Talking Heads: Fear of Music

I blame Gang of Four.

I was so swept away from discovering Entertainment! in 2005, I jonesed for more of that same punk guitar and new wave rhythms.

Where, oh where, would find such a brilliant marriage of odd riffs and danceable beats?

Listed as an influence in AllMusic’s entry of Gang of Four was Talking Heads. Huh. I never did collect any Talking Heads when I was younger.

When the band was at its creative peak, I was in junior high, discovering Duran Duran and Eurythmics. By the time high school ended, so was Talking Heads.

As a result, they became one of many bands I should have listened to while growing up.

I started with the 2005 anthology The Best of Talking Heads and realized the band was part of my youth more significantly than I remembered.
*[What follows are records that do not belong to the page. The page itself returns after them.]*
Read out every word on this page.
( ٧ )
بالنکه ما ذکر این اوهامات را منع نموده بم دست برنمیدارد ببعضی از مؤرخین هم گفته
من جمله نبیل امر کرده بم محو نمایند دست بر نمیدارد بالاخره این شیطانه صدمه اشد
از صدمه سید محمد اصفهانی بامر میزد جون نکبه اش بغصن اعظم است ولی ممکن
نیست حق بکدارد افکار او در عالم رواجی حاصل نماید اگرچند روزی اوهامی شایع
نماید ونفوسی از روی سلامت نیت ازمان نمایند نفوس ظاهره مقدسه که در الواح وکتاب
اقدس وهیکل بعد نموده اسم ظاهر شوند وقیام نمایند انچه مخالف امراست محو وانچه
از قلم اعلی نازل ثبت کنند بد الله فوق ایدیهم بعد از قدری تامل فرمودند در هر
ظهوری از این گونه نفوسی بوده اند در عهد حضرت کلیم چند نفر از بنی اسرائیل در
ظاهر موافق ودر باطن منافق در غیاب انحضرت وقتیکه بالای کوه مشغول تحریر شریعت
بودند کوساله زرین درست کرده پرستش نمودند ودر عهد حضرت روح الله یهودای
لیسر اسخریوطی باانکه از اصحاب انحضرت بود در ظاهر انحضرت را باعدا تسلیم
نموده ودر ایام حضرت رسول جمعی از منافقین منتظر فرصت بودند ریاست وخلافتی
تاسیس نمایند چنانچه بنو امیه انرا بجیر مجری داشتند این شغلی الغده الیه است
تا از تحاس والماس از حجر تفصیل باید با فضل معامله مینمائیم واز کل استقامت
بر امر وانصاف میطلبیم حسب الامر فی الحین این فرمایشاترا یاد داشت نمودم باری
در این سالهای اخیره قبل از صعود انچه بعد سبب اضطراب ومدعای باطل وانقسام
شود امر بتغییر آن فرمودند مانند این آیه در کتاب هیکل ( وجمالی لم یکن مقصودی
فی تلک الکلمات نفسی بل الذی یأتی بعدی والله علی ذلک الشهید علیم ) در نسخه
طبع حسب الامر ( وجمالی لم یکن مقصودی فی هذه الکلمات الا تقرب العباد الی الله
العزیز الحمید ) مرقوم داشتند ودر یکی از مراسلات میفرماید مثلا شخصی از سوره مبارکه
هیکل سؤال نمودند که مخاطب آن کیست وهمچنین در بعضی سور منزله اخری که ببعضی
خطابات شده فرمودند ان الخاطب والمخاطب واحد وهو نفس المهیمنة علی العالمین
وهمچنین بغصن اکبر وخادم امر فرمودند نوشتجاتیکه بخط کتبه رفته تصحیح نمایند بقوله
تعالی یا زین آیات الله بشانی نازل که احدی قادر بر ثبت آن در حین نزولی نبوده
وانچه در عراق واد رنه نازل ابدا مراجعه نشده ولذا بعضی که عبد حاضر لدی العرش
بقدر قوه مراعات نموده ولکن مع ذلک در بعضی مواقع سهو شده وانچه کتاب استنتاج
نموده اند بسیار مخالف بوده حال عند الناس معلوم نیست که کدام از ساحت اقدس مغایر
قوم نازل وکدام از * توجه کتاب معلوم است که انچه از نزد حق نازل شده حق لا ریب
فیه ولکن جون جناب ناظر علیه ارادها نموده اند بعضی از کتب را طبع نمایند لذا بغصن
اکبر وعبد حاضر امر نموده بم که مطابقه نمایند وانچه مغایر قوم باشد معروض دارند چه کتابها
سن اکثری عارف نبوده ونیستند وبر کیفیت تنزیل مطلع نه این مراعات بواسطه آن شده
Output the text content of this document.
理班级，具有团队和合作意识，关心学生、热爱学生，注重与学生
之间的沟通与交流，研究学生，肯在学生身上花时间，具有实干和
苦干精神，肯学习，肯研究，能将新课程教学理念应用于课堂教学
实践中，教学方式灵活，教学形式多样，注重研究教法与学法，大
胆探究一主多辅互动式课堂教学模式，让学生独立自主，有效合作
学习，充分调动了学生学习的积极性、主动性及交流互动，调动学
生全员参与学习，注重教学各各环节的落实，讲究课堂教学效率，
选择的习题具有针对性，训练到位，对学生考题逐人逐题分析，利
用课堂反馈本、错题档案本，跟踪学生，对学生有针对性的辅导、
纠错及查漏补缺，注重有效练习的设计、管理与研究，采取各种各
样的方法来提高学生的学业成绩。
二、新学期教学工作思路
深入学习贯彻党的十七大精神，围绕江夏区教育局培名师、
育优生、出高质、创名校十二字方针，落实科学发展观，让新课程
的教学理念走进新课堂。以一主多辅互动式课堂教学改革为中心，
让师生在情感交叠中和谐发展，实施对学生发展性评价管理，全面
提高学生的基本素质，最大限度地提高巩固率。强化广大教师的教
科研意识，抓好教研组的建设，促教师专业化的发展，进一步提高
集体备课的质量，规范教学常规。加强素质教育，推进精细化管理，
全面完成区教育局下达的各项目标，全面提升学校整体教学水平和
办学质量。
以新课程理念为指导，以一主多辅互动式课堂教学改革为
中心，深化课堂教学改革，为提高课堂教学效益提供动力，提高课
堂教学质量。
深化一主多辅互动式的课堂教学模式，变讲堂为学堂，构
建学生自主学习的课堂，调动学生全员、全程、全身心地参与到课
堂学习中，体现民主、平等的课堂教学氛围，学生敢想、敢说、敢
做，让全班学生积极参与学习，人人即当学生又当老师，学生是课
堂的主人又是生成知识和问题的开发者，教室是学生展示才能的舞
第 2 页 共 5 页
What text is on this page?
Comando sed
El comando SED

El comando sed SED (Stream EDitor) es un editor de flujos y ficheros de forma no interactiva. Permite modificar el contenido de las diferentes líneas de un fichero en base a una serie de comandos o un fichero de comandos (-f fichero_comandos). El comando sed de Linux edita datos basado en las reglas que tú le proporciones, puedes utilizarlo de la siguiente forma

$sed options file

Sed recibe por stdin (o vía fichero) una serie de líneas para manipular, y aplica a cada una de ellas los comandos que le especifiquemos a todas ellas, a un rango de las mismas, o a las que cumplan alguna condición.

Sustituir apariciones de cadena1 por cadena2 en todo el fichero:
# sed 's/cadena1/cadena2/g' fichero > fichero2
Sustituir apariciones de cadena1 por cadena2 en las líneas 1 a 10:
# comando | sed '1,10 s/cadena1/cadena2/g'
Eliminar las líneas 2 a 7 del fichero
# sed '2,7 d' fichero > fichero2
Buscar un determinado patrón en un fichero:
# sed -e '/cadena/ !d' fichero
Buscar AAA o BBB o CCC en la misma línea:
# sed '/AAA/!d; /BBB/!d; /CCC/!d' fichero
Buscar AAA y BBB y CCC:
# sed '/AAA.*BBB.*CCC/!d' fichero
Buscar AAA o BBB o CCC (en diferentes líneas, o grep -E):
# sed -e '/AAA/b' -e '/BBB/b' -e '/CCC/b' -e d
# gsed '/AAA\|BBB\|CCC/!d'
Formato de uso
Upon the recommendation of friends, I went with Fear of Music next.

There isn’t much point adding to the years’ worth of accolades heaped on this album. I’m usually skeptical of such accolades since I wasn’t old enough to understand the context in which they were originally made.

But the adventurousness of Fear of Music can’t be dismissed.

The album gets dark and angular, and while its highly rhythmic moments are conducive for booty-shaking, it’s tempered by David Byrne’s maniacal vocals and Chris Franz’s schizophrenic guitars.

"Animals" is all over the place, but it gets lucid enough to throw a South African guitar lick in the chorus. "I Zimbra" introduces the international elements that would inform Byrne’s later work.

"Heaven" features the best lyric on the album: "Heaven is the place where nothing much happens." And yet evangelical Christians are so anxious to get there …

Living Colour turned "Memories Can’t Wait" into a metal anthem, but the original possesses a robotic chilliness Living Colour couldn’t touch.

Fear of Music is a quirky and ominous work, tightly constructed and wonderfully performed. I’m glad to have taken the time to discover it.